Pelo que, impunha-se que o Tribunal a quo tivesse exposto, ainda que de forma concisa, todo o raciocínio lógico- dedutivo, incluindo a necessária articulação dos meios de prova que valorou o porquê, que conduziu à sua convicção no sentido de ter a Recorrente/Arguida furtado as peças de ouro, nomeadamente as acima referidas.

R.

De salientar, ainda que a testemunha R...

disse no seu depoimento que havia visto a Recorrente/Arguida com um anel de ouro de sete escravas, igual ao que consta da descrição da declaração de venda a fls. 49 dos presentes autos (conforme declarações prestadas ouvir Ficheiro 20160510144828 8´01’’).

S.

Também aqui o depoimento da testemunha foi valorado parcialmente, sem se perceber o raciocínio lógico- dedutivo, incluindo a necessária articulação dos meios de prova que valorou o porquê.

T.

Ora, os depoimentos das testemunhas, contribuindo para a formação da convicção do julgador, não podem ser valorados parcialmente.

U.

Na douta sentença é ainda dito, relativamente ao pedido de indemnização cível: “Mais se diga que, quanto aos danos morais e atenta à prova produzida, não nos ficaram dúvidas quanto ao valor sentimental e estimativo que tais peças tinham para a queixosa e que cabe necessariamente ser compensada, no que tange também aos danos morais verificados.” V.

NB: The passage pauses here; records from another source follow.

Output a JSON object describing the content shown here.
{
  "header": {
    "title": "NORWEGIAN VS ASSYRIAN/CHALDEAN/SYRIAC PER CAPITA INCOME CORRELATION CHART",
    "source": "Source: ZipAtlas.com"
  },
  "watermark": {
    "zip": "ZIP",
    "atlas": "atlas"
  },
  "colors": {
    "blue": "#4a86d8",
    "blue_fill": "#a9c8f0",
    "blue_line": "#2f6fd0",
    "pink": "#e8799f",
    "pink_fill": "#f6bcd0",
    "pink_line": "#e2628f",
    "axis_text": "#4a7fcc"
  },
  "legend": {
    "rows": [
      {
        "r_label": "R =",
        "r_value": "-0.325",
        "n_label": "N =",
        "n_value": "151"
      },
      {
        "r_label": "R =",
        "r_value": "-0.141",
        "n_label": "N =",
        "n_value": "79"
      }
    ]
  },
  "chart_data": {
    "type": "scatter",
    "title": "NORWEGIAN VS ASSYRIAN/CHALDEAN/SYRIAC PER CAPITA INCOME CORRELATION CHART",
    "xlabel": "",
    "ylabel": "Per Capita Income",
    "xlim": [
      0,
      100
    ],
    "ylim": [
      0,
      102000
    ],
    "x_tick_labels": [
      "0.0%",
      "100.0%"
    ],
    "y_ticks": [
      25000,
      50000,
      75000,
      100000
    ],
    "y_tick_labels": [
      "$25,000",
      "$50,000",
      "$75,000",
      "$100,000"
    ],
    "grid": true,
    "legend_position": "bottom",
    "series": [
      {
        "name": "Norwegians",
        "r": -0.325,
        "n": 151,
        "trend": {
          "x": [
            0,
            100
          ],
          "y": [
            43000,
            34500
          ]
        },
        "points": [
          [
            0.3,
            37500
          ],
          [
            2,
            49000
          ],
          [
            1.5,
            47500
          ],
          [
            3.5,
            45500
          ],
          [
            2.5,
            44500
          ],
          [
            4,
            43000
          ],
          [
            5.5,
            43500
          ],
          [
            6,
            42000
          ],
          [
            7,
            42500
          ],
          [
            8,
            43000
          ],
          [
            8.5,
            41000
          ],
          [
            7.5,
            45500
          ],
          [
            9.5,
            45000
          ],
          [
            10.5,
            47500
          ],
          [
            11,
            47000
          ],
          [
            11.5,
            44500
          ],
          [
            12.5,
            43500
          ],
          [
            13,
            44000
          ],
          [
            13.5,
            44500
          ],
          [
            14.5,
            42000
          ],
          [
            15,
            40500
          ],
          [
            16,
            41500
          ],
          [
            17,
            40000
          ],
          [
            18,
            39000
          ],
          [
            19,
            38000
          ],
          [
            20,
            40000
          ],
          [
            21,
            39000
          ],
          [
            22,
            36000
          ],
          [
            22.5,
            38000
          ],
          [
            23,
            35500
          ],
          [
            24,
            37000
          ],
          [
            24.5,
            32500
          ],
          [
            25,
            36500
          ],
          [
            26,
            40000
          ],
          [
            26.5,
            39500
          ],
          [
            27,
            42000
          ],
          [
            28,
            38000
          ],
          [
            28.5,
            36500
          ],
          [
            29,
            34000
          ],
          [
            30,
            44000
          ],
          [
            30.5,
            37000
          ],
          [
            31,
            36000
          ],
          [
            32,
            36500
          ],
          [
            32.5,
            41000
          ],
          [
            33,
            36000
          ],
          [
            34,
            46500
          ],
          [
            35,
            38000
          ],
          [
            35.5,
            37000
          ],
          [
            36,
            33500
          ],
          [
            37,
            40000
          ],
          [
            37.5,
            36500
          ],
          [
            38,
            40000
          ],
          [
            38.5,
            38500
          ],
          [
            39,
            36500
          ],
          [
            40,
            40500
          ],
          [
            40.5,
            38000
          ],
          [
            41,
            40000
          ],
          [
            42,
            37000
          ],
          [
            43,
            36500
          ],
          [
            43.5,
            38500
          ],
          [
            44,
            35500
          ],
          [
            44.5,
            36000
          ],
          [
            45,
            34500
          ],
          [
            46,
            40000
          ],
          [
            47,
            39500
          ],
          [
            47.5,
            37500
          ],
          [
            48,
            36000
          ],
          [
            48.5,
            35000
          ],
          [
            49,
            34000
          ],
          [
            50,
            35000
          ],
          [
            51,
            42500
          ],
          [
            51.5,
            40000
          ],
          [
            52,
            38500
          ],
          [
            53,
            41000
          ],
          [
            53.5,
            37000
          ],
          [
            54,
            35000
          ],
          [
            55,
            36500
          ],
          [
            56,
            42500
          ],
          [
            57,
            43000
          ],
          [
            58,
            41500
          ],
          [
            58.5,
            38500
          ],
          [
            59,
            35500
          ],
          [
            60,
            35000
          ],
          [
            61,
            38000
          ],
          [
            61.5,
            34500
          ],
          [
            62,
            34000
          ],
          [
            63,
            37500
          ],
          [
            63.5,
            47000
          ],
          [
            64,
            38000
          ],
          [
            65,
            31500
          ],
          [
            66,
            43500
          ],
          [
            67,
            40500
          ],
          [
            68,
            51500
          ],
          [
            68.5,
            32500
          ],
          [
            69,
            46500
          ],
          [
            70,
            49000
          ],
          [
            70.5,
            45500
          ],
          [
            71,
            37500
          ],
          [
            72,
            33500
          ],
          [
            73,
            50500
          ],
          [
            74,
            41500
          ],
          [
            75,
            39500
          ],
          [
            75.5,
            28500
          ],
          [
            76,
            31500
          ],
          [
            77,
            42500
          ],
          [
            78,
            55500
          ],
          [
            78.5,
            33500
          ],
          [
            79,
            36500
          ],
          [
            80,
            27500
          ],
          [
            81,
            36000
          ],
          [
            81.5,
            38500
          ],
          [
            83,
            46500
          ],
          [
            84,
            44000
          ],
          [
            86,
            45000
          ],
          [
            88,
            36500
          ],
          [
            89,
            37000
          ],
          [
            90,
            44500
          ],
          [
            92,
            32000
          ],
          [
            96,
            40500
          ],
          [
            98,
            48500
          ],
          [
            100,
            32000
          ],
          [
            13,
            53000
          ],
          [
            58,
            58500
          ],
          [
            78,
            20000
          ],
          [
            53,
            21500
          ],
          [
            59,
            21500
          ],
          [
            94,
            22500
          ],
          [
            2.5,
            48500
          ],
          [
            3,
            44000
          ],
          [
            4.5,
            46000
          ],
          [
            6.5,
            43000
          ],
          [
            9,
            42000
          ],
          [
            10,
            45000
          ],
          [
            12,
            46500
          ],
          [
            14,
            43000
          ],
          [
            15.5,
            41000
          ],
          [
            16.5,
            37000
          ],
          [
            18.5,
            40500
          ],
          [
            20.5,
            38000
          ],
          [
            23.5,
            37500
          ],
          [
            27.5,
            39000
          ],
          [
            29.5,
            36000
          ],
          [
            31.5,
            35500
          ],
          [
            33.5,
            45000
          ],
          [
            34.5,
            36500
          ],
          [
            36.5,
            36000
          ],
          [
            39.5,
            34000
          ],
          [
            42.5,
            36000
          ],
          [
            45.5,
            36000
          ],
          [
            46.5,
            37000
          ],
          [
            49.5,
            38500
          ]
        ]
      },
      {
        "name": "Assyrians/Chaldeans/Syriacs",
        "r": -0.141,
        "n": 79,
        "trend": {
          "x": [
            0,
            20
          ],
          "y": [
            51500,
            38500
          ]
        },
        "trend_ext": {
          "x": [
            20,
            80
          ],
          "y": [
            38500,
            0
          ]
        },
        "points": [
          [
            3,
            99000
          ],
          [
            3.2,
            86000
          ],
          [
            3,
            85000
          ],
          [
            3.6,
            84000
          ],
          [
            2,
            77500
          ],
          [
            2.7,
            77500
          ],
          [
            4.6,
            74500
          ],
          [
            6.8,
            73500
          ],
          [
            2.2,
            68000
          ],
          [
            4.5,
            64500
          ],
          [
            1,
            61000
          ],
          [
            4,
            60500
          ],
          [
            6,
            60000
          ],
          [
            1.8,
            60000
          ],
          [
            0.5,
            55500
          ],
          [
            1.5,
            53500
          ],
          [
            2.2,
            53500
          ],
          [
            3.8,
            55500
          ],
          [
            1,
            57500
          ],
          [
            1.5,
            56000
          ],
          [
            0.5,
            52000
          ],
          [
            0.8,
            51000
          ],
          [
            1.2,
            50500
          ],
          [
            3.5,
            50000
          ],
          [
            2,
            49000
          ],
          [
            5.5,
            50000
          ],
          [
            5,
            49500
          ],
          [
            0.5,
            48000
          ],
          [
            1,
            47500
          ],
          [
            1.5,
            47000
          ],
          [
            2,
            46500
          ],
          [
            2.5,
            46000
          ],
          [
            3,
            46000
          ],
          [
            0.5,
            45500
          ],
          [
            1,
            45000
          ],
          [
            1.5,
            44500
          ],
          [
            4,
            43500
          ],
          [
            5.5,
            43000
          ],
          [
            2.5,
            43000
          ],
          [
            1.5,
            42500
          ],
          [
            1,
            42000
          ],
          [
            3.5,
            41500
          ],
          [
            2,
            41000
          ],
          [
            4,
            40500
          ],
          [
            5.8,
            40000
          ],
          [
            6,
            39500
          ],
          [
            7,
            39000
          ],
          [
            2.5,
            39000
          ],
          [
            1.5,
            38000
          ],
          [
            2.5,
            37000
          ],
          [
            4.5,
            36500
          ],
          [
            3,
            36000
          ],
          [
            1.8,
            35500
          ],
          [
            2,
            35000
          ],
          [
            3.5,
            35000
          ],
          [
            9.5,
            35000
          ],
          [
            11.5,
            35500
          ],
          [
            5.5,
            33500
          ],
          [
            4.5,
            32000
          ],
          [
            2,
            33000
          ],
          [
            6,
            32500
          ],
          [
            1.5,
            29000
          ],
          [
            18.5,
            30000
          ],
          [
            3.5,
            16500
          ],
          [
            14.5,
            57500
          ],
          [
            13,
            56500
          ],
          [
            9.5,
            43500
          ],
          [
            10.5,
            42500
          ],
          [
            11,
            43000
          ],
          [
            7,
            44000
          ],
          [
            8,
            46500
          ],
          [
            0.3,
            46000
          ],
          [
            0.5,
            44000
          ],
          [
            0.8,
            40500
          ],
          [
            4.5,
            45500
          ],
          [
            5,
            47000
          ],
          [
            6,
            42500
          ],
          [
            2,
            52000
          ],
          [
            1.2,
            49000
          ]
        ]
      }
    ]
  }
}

Mais uma vez e relativamente à prova produzida pergunta-se qual prova, o mesmo se diz relativamente aos danos patrimoniais, impugnando-se face ao sobredito os referidos danos.

W.

Uma vez que face aos depoimentos das testemunhas arroladas no pedido de indemnização cível, a saber M... e T...

, nada foi dito quanto a esta matéria (conforme depoimento prestado ouvir Ficheiro 20160510144828 00´52’’ e Ficheiro 20160510142111 00´08’’) X.

Em conclusão, o tribunal a quo não indicou completamente as provas que serviram de base para formar a sua convicção (falta de especificação da prova documental e valoração fundamentada da prova testemunhal) nem efetuou um exame crítico de tais provas, limitando-se a efetuar súmulas dos depoimentos das testemunhas sem indicação mínima sobre a credibilidade oferecida por cada meio de prova, nem efetuado um exame crítico das mesmas.

Y. Pelo que a referida sentença é nula.

Da incorrecção no julgamento da matéria de facto (Sublinhado nosso) Z.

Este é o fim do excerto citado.